About the client
A leading financial institution in Azerbaijan, serving both domestic and international customers.
With a wide scope of operations, the bank offers a comprehensive range of financial services, including corporate banking, retail banking, investment banking, and asset management.
Project goals
Develop a robust customer churn prediction model to identify at-risk customers among periodic loan takers and implement targeted retention strategies to reduce churn rates;
Analyze key features influencing churn and leverage this insight to help refine marketing and onboarding processes, attracting and retaining more new customers;
Utilize churn analysis findings to help enhance existing loan products, tailoring them to better meet customer needs and preferences, ultimately boosting customer satisfaction and loyalty.
Key challenge
Dynamic Model Development: Crafting a churn prediction model adaptable to evolving customer behaviors and fluctuating economic conditions.
Complex Feature Engineering: Extracting actionable insights from diverse datasets like transaction histories, demographics, and market trends.

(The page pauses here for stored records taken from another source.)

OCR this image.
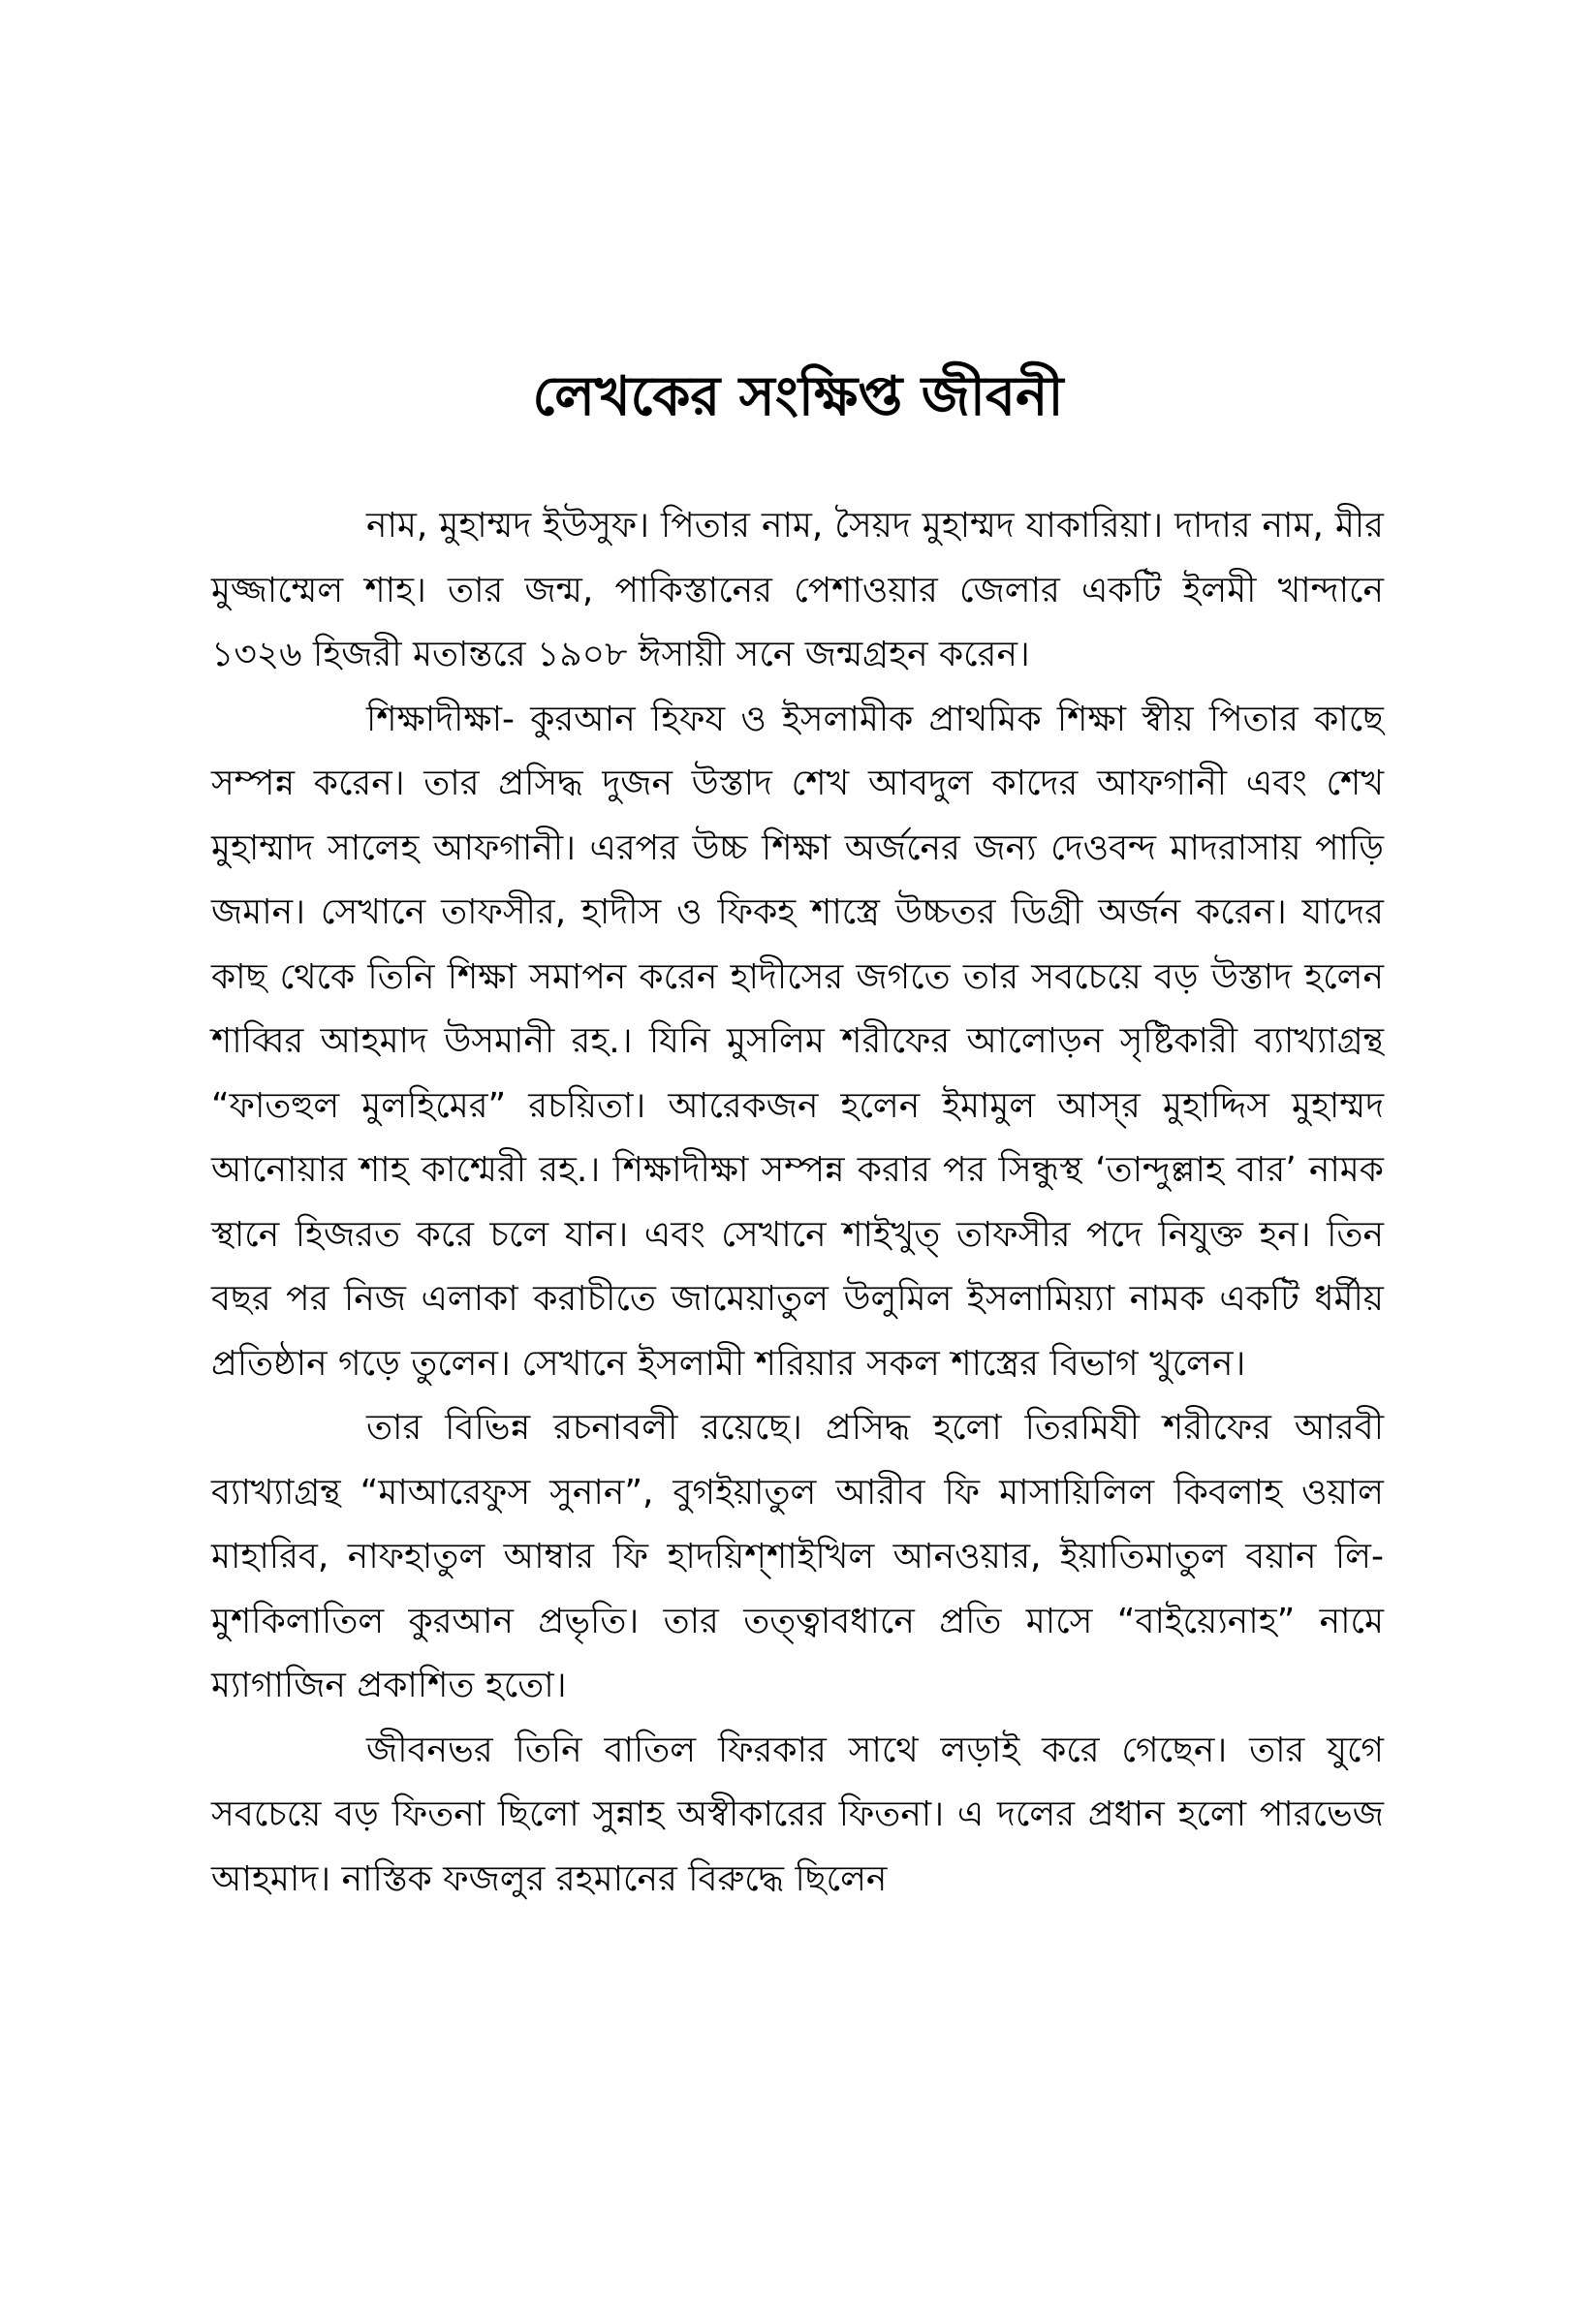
লেখকের সংক্ষিপ্ত জীবনী

নাম, মুহাম্মদ ইউসুফ। পিতার নাম, সৈয়দ মুহাম্মদ যাকারিয়া। দাদার নাম, মীর মুজ্জাম্মেল শাহ। তার জন্ম, পাকিস্তানের পেশাওয়ার জেলার একটি ইলমী খান্দানে ১৩২৬ হিজরী মতান্তরে ১৯০৮ ঈসায়ী সনে জন্মগ্রহন করেন।

শিক্ষাদীক্ষা- কুরআন হিফয ও ইসলামীক প্রাথমিক শিক্ষা স্বীয় পিতার কাছে সম্পন্ন করেন। তার প্রসিদ্ধ দুজন উস্তাদ শেখ আবদুল কাদের আফগানী এবং শেখ মুহাম্মাদ সালেহ আফগানী। এরপর উচ্চ শিক্ষা অর্জনের জন্য দেওবন্দ মাদরাসায় পাড়ি জমান। সেখানে তাফসীর, হাদীস ও ফিকহ শাস্ত্রে উচ্চতর ডিগ্রী অর্জন করেন। যাদের কাছ থেকে তিনি শিক্ষা সমাপন করেন হাদীসের জগতে তার সবচেয়ে বড় উস্তাদ হলেন শাব্বির আহমাদ উসমানী রহ.। যিনি মুসলিম শরীফের আলোড়ন সৃষ্টিকারী ব্যাখ্যাগ্রন্থ “ফাতহুল মুলহিমের” রচয়িতা। আরেকজন হলেন ইমামুল আস্‌র মুহাদ্দিস মুহাম্মদ আনোয়ার শাহ কাশ্মেরী রহ.। শিক্ষাদীক্ষা সম্পন্ন করার পর সিন্ধুস্থ ‘তান্দুল্লাহ বার’ নামক স্থানে হিজরত করে চলে যান। এবং সেখানে শাইখুত্‌ তাফসীর পদে নিযুক্ত হন। তিন বছর পর নিজ এলাকা করাচীতে জামেয়াতুল উলুমিল ইসলামিয়্যা নামক একটি ধর্মীয় প্রতিষ্ঠান গড়ে তুলেন। সেখানে ইসলামী শরিয়ার সকল শাস্ত্রের বিভাগ খুলেন।

তার বিভিন্ন রচনাবলী রয়েছে। প্রসিদ্ধ হলো তিরমিযী শরীফের আরবী ব্যাখ্যাগ্রন্থ “মাআরেফুস সুনান”, বুগইয়াতুল আরীব ফি মাসায়িলিল কিবলাহ ওয়াল মাহারিব, নাফহাতুল আম্বার ফি হাদয়িশ্‌শাইখিল আনওয়ার, ইয়াতিমাতুল বয়ান লি-মুশকিলাতিল কুরআন প্রভৃতি। তার তত্ত্বাবধানে প্রতি মাসে “বাইয়্যেনাহ” নামে ম্যাগাজিন প্রকাশিত হতো।

জীবনভর তিনি বাতিল ফিরকার সাথে লড়াই করে গেছেন। তার যুগে সবচেয়ে বড় ফিতনা ছিলো সুন্নাহ অস্বীকারের ফিতনা। এ দলের প্রধান হলো পারভেজ আহমাদ। নাস্তিক ফজলুর রহমানের বিরুদ্ধে ছিলেন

Personalization at Scale: Ensuring loan product customization for a vast clientele without compromising efficiency or user experience.
Our solutions
Our team crafted a dynamic churn prediction model tailored to adapt to changing behaviors and market conditions. We harnessed diverse data, from transaction histories to market trends, to refine and personalize loan offerings. This approach not only mitigated customer churn but also enhanced the banking experience for a vast clientele.
Result
Churn Reduction: Successfully reduced customer churn through a tailored prediction model.
Customer Acquisition: Attracted new clients via data-driven marketing strategies.
Product Personalization: Enhanced loan offerings, boosting satisfaction and cross-selling opportunities.